Ser água contida em gota e oceano em forma de pingo: o grande dilema da existência humana.

Gilvano Amorim Oliveira

A finitude e a transitoriedade humanas desta existência diante da perenidade e constância da eternidade por vir formam um dipolo que dicotomiza e dualiza a natureza humana. Vivemos como se nunca viéssemos a desaparecer e, ao mesmo somos acossados pela perspectiva do fim iminente em algum momento de nossa vida. Se a consciência da finitude nos remete à consciência de nossa verdadeira identidade terrena e transitória, o caráter eterno nos induz à petulância do vapor que se quer vitral de janela, sem se dar conta de que se esvanecerá ao ímpeto do calor do sol nascente.

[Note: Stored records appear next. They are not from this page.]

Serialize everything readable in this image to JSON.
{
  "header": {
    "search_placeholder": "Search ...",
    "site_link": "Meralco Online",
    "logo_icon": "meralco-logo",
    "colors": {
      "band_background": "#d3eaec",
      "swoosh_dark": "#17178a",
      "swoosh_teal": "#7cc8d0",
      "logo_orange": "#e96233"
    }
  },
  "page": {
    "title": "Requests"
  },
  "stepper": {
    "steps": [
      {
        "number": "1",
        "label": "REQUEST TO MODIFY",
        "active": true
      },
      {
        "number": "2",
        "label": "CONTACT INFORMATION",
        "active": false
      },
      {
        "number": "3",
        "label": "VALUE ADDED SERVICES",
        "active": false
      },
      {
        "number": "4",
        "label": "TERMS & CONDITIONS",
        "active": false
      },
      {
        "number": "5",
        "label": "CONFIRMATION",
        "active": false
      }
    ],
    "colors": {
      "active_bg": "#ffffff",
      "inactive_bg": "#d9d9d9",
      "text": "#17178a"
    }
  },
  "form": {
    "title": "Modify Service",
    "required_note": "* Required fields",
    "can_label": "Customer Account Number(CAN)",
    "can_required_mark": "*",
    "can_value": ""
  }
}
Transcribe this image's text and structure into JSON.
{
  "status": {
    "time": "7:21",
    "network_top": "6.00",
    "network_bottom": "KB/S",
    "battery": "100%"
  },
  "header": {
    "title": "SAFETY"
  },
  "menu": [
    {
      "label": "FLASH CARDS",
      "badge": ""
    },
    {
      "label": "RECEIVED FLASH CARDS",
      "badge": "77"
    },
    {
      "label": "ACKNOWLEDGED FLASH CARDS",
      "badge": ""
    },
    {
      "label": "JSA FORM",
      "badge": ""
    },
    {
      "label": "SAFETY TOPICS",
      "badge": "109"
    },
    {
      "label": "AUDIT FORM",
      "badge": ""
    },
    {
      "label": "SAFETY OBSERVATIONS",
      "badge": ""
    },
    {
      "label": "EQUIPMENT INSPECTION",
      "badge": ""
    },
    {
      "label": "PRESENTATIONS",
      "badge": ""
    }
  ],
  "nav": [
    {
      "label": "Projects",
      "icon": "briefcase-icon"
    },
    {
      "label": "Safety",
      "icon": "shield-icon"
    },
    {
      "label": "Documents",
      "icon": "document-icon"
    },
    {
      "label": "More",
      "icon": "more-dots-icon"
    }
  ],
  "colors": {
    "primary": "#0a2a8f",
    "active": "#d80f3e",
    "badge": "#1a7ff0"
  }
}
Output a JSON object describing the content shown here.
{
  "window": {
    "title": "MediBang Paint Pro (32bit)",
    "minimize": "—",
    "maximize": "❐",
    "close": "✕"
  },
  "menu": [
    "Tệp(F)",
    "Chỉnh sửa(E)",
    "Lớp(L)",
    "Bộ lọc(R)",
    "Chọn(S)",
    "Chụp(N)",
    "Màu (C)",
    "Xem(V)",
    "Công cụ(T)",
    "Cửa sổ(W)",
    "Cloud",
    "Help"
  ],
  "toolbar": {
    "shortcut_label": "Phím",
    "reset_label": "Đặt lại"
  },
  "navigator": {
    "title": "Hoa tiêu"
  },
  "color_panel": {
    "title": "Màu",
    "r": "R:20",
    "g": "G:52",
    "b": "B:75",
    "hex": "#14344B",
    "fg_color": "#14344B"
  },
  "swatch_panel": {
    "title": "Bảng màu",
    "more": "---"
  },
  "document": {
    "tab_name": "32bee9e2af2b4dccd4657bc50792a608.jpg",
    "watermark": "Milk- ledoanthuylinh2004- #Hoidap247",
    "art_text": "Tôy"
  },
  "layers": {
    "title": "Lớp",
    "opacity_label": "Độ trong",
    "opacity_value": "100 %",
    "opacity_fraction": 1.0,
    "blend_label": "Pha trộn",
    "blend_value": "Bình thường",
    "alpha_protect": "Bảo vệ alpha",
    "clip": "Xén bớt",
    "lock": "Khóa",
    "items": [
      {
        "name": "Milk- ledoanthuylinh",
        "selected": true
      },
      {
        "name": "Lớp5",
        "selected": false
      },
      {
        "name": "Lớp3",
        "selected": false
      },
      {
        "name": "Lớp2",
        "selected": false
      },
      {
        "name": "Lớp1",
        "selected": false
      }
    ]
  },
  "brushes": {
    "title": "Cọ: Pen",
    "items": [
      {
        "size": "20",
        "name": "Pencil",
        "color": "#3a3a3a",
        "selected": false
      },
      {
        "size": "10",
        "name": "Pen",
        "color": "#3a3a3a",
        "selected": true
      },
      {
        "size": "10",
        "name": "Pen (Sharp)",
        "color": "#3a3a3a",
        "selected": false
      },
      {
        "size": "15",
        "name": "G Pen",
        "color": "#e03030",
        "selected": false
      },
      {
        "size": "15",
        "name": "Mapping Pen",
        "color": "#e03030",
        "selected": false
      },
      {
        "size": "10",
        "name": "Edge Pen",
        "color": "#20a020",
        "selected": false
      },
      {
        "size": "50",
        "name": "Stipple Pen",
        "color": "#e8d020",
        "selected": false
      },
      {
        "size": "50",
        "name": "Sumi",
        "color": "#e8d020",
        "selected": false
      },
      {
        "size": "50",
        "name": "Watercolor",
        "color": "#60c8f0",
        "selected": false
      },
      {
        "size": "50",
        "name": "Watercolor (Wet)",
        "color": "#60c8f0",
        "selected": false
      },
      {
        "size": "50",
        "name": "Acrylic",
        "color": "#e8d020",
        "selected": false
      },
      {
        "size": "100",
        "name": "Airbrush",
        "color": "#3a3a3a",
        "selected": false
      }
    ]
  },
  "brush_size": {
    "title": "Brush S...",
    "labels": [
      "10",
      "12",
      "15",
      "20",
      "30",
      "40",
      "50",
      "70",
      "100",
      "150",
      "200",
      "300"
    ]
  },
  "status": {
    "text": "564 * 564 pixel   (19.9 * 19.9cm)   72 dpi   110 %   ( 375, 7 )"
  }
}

Apesar da jactância que o acúmulo material ou o cabedal cultural e intelectivo permitem, todos estamos fadados a um único fim. Ricos ou pobres, indoutos ou letrados, em algum momento nosso coração sucumbirá em assistolia e nosso corpo jazerá gélido na lápide. A morte imporá silencio à fartura de discurso do falante, fará ignorante a ciência do cientista, fará absurda a lógica do filósofo e banal a riqueza do milionário. É o final mais democrático possível da vida humana. É como água de um tanque que em torvelinho é sorvida pelo mesmo ralo. Morreremos, quer façamos o bem, quer façamos o mal. O silêncio do defunto é a declaração mais eloqüente desta maldição humana. Sob esta ótica estampada no horizonte, o homem caminha como se ela não existisse e como se o dia de hoje se eternizasse esticado na amplidão territorial do aqui e agora, ignorando que o instante atual pode ser o último. Este ser finito, marchando sob a envergadura da farda dos eternos, é duplo em sua natureza. Em sua essência é eterno e perene, dada sua natureza divina. É água formatada nos limites de uma gota e gota constituída de oceano circunscrito ao mesmo tempo. A mística e a finitude se tocam e se degladiam. A reflexão deste tema nos ensina a “Ars Moriendi”, a arte de viver da melhor forma, porque vivemos morrendo a cada dia e a arte de morrer a cada dia, porque somos eternos no contexto místico da espiritualidade, mas chamados a otimizar nossos dias, porquanto são contados.